An attack or a bug in WordPress?

  • Jehan

    (@jehan)


    15 years, 9 months ago

    Hello,

    my server got completely overloaded this morning. With a top, I could see PHP was taking all my memory and swapping, so I restarted Apache.
    When reading the logs afterwhile, I saw a single IP was responsible of 248 queries in 10 minutes!

    As the log with this IP began as

    [Mon Jul 21 10:56:53 2008] [error] [client X.X.X.X] Premature end of script headers: xmlrpc.php

    I thought the issue was related to the fact I did not upgrade to 2.5.1, but am still in 2.5.0 (note that on my blog, there is no external user and account creation is disabled. I checked: there is still only my account). Yes, I know, I am a bad administrator.

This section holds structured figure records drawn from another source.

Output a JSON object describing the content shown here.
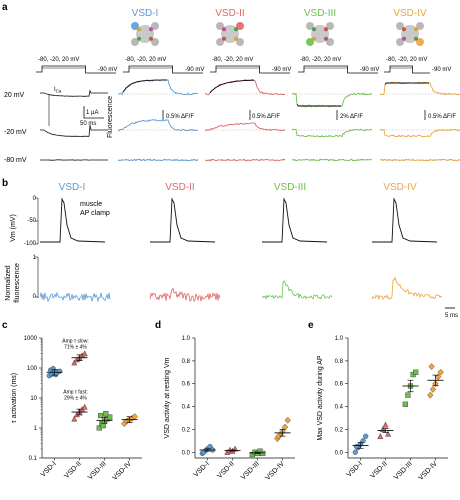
{
  "colors": {
    "vsd1": "#5b9bd5",
    "vsd2": "#e06666",
    "vsd3": "#6cc04a",
    "vsd4": "#f2a33a",
    "black": "#111111",
    "gray": "#9a9a9a"
  },
  "panel_a": {
    "letter": "a",
    "titles": [
      "VSD-I",
      "VSD-II",
      "VSD-III",
      "VSD-IV"
    ],
    "protocol_left": "-80, -20, 20 mV",
    "protocol_right": "-90 mV",
    "voltages": [
      "20 mV",
      "-20 mV",
      "-80 mV"
    ],
    "ica_label": "I",
    "ica_sub": "Ca",
    "scale_current": "1 µA",
    "scale_time": "50 ms",
    "fluorescence_label": "Fluorescence",
    "scale_df": [
      "0.5% ΔF/F",
      "0.5% ΔF/F",
      "2% ΔF/F",
      "0.5% ΔF/F"
    ]
  },
  "panel_b": {
    "letter": "b",
    "titles": [
      "VSD-I",
      "VSD-II",
      "VSD-III",
      "VSD-IV"
    ],
    "vm_label": "Vm (mV)",
    "vm_ticks": [
      "0",
      "-50",
      "-100"
    ],
    "ap_label_1": "muscle",
    "ap_label_2": "AP clamp",
    "fluor_label_1": "Normalized",
    "fluor_label_2": "fluorescence",
    "fluor_ticks": [
      "1",
      "0"
    ],
    "scale_time": "5 ms"
  },
  "chart_data": [
    {
      "type": "scatter",
      "panel": "c",
      "ylabel": "τ activation (ms)",
      "yscale": "log",
      "ylim": [
        0.1,
        1000
      ],
      "yticks": [
        "0.1",
        "1",
        "10",
        "100",
        "1000"
      ],
      "categories": [
        "VSD-I",
        "VSD-II",
        "VSD-III",
        "VSD-IV"
      ],
      "annotation_slow": [
        "Amp τ slow:",
        "71% ± 4%"
      ],
      "annotation_fast": [
        "Amp τ fast:",
        "29% ± 4%"
      ],
      "series": [
        {
          "category": "VSD-I",
          "points": [
            55,
            62,
            68,
            72,
            78,
            85,
            95,
            60
          ],
          "mean": 72
        },
        {
          "category": "VSD-II",
          "points": [
            150,
            190,
            220,
            260,
            300
          ],
          "mean": 220
        },
        {
          "category": "VSD-II",
          "points": [
            2.0,
            2.8,
            3.5,
            4.2,
            5.0
          ],
          "mean": 3.4
        },
        {
          "category": "VSD-III",
          "points": [
            1.0,
            1.4,
            1.7,
            2.0,
            2.3,
            2.6,
            1.2,
            3.0
          ],
          "mean": 1.8
        },
        {
          "category": "VSD-IV",
          "points": [
            1.4,
            1.7,
            1.9,
            2.1,
            2.4
          ],
          "mean": 1.9
        }
      ]
    },
    {
      "type": "scatter",
      "panel": "d",
      "ylabel": "VSD activity at resting Vm",
      "ylim": [
        -0.05,
        1.0
      ],
      "yticks": [
        "0.0",
        "0.2",
        "0.4",
        "0.6",
        "0.8",
        "1.0"
      ],
      "categories": [
        "VSD-I",
        "VSD-II",
        "VSD-III",
        "VSD-IV"
      ],
      "series": [
        {
          "category": "VSD-I",
          "points": [
            -0.01,
            0.01,
            0.03,
            0.05,
            0.02,
            0.0
          ],
          "mean": 0.02
        },
        {
          "category": "VSD-II",
          "points": [
            0.0,
            0.02,
            0.01,
            0.03
          ],
          "mean": 0.015
        },
        {
          "category": "VSD-III",
          "points": [
            -0.02,
            0.0,
            -0.01,
            0.01,
            -0.01
          ],
          "mean": -0.005
        },
        {
          "category": "VSD-IV",
          "points": [
            0.12,
            0.15,
            0.18,
            0.22,
            0.28,
            0.14
          ],
          "mean": 0.17
        }
      ]
    },
    {
      "type": "scatter",
      "panel": "e",
      "ylabel": "Max VSD activity during AP",
      "ylim": [
        -0.05,
        1.0
      ],
      "yticks": [
        "0.0",
        "0.2",
        "0.4",
        "0.6",
        "0.8",
        "1.0"
      ],
      "categories": [
        "VSD-I",
        "VSD-II",
        "VSD-III",
        "VSD-IV"
      ],
      "series": [
        {
          "category": "VSD-I",
          "points": [
            0.0,
            0.04,
            0.07,
            0.1,
            0.14,
            0.05
          ],
          "mean": 0.06
        },
        {
          "category": "VSD-II",
          "points": [
            0.14,
            0.2,
            0.24,
            0.16
          ],
          "mean": 0.19
        },
        {
          "category": "VSD-III",
          "points": [
            0.42,
            0.5,
            0.58,
            0.68,
            0.7
          ],
          "mean": 0.58
        },
        {
          "category": "VSD-IV",
          "points": [
            0.5,
            0.55,
            0.6,
            0.66,
            0.7,
            0.75
          ],
          "mean": 0.63
        }
      ]
    }
  ]
}
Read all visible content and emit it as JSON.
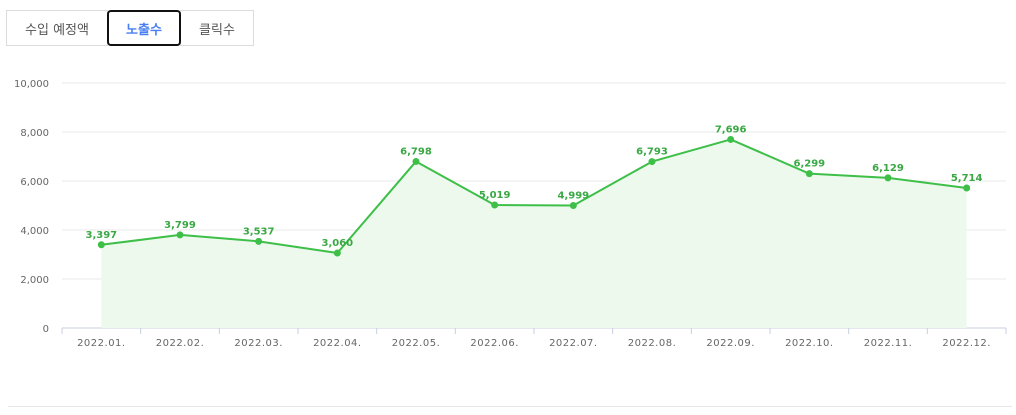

    The queries are of either SELECT:

    [Mon Jul 21 11:01:09 2008] [error] [client X.X.X.X] WordPress database error MySQL server has gone away for query SELECT option_value FROM wp_options WHERE option_name = ‘siteurl’ LIMIT 1 made by get_option, referer: http://my.web.address/blog/category/en/

    with option_name being either ‘siteurl’, ‘home’, ‘hack_file’, ‘active_plugins’, ‘blog_charset’, ‘permalink_structure’, etc.

    or

    [Mon Jul 21 11:05:06 2008] [error] [client X.X.X.X] WordPress database error MySQL server has gone away for query SELECT SQL_CALC_FOUND_ROWS wp_posts.* FROM wp_posts WHERE 1=1 AND wp_posts.post_type = ‘post’ AND (wp_posts.post_status = ‘publish’) ORDER BY wp_posts.post_date DESC LIMIT 0, 1 made by get_posts, referer: http://my.web.address/blog/category/en/

    and
    INSERT:

    [Mon Jul 21 11:04:55 2008] [error] [client X.X.X.X] WordPress database error MySQL server has gone away for query INSERT INTO wp_options (option_name, option_value, autoload) VALUES (‘update_core’, ‘O:8:\\”stdClass\\”:5:{s:12:\\”last_checked\\”;i:1216631077;s:15:\\”version_checked\\”;s:3:\\”2.5\\”;s:8:\\”response\\”;s:7:\\”upgrade\\”;s:3:\\”url\\”;s:30:\\”http://wordpress.org/download/\\”;s:7:\\”current\\”;s:3:\\”2.6\\”;}’, ‘yes’) made by add_option, referer: http://my.web.address/blog/category/en/

    The only difference between the INSERT queries being that this part of the value: “i:1216631077” is increasing-> i:1216631078 (not always incremented by 1 though).

    As I saw my database was down here, the question is:
    – is it clearly an attack, then maybe my database could not handle the many queries and got down (I don’t see errors in the mysql logs!)?
    – Or could it be possible that some unknown issue crashed the database and just at this moment someone was simply browsing my website and then as queries (related to browsing) on the db were running, php went crazy and swapped.

    This would seem strange as there was more than 200 queries in 10 minutes, and some of them are INSERT queries (I don’t think a simple browsing would generate insert queries, would it?). But I want to be sure before reporting this X.X.X.X IP (the IP apparently belongs to some company, not really looking suspicious as far as I could see on their website; I would be unhappy to make problems to some employee there if it is in fact some kind of problem of WordPress when the db goes down).

    Thanks.

    Jehan

  • The topic ‘An attack or a bug in WordPress?’ is closed to new replies.